What I would change about U.S. healthcare: There is a very real need to update an antiquated system that is also plagued with a circle of mistrust. From payers, providers, to life sciences and more, patients feel they come second. We need to break down these barriers in order to adequately align healthcare incentives with that of the patient.

Value-based care represents an opportunity to better align incentives across healthcare and these players with the needs of the patient. I believe that these constructs represent the future of U.S. healthcare, and I am optimistic about how they will help patients moving forward.

Book everyone in healthcare should read: Personally, I feel that as a society we would all benefit if everyone understood the business of healthcare a bit more. It represents 20% of our gross domestic product, after all. This is why I can’t recommend the book “An American Sickness: How Healthcare Became Big Business and How You Can Take It Back” enough. There is no easy way to fix our current broken healthcare system, and it certainly isn’t going to happen overnight. But if we all take a step back, make a point of understanding the incentives and focus on what matters, I truly believe we can start to make the meaningful changes necessary over time.

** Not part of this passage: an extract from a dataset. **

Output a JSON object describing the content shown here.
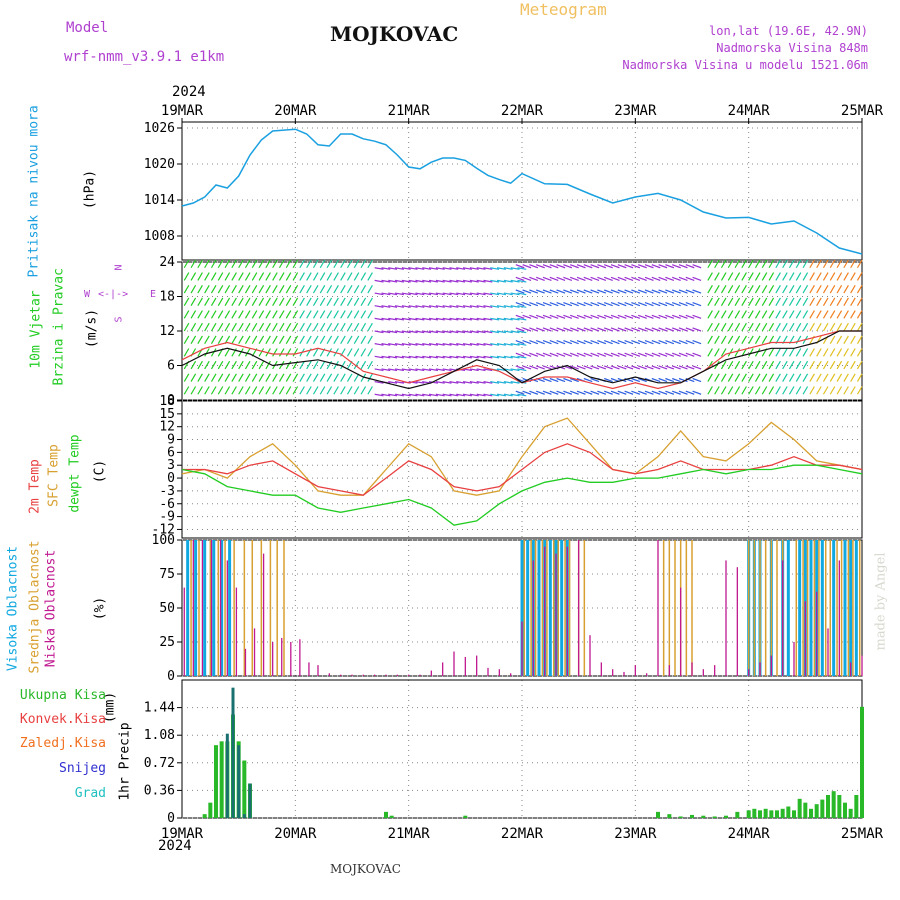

Guilty pleasure: As a high school and college (club) athlete, a data scientist and a fan of competition, would you be surprised to learn that sports betting is a keen interest of mine? The nature of understanding the probability of the odds leads me to understand that I will lose money with this endeavor. I keep my bets to a minimum because, in the end, winning money isn’t the important part for me — it’s the nature of making the bet itself that commits one to having a position based on probabilities. It is the psychology behind the whole betting experience that really fascinates me.